(Reuters) – The chief executives of the biggest U.S. banks are set to appear before the Senate Banking Committee on Wednesday, where they will probably push back on proposals for stricter capital rules.
The Committee’s Democratic chair Sherrod Brown has alleged that banks “reward corporations that raise prices on Americans.” Congress convenes the CEOs as part of its annual oversight of Wall Street firms.
Here are the bank CEOs scheduled to testify:
JAMIE DIMON, CEO OF JPMORGAN CHASE
Dimon, the outspoken chief of the biggest U.S. bank, has chided regulators over the draft capital rules, saying they would curb lending and economic growth if implemented.
Dimon, who assumed his current role in 2006, previously clashed with the Committee’s member Senator Elizabeth Warren on overdraft fees. Warren also criticized banking watchdogs for allowing JPMorgan to get even bigger when it bought failed lender First Republic Bank in May.
BRIAN MOYNIHAN, CEO OF BANK OF AMERICA
Moynihan, who became CEO in 2010, rebuilt the second-largest U.S. lender after its financial crisis-era acquisitions of Wall Street giant Merrill Lynch and mortgage lender Countrywide.
More recently, he has joined the industry chorus against the tougher capital rules.
The bank has raised its minimum hourly wage to $23, with a goal of eventually boosting it to $25 by 2025. Raising pay has been a centerpiece of the Biden administration’s strategy.
JANE FRASER, CEO OF CITIGROUP
Fraser, the first woman to lead a major Wall Street bank, took the helm in 2021. Her focus has been on streamlining the lender and refocusing on core markets.
The CEO is carrying out its biggest reorganization in decades to cut bureaucracy and increase efficiency. She has warned that there is “no room for bystanders” as the bank looks to close the gap with its peers.
CHARLIE SCHARF, CEO OF WELLS FARGO
Scharf has led Wells Fargo’s cleanup efforts since he became CEO in 2019. He has been tasked with repairing the damage from a sales practice scandal that emerged in 2016.
While its earnings have improved, the lender is still operating under an asset cap that prevents it from growing until regulators deem that it has fixed its problems.

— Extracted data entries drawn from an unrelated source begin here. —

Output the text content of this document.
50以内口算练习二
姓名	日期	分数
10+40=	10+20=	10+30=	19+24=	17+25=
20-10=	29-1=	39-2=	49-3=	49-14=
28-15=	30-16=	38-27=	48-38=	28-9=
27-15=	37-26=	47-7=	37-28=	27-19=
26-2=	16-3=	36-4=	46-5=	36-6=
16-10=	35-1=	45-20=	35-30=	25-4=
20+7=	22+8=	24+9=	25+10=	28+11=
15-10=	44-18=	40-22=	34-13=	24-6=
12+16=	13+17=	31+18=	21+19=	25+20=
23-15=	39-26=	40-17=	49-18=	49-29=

DAVID SOLOMON, CEO OF GOLDMAN SACHS
Solomon is steering the storied investment bank back to its traditional strengths – trading and investment banking – in his fifth year as CEO.
Goldman’s consumer-banking flop lost billions and raised questions about Solomon’s strategy and leadership, which he has sought to address.
Its traders and dealmakers are among the best paid on Wall Street. The generous payouts have long been contentious with progressives, especially during times of the economic turmoil.
JAMES GORMAN, CEO OF MORGAN STANLEY
Gorman’s testimony will likely be his last during a 14 year-stint as CEO of the investment banking powerhouse.
He is set to hand over the reins to Ted Pick next month, but has said he’d “help fix up on the loose ends” of some regulatory matters including the Basel proposals and a probe into the bank’s block-trading activities.
ROBIN VINCE, CEO OF BANK OF NEW YORK MELLON
Vince, a former Goldman Sachs veteran, took the helm at BNY Mellon last year. The bank oversees $45.7 trillion in assets.
Earlier this month, BNY Mellon said it will increase its minimum wage next year to $22.50 an hour from $20 and expand mental health benefits for employees.
RONALD O’HANLEY, CEO OF STATE STREET
O’Hanley has steered State Street, one of the world’s largest custodian banks, since 2019.
He recently highlighted its focus on controlling costs.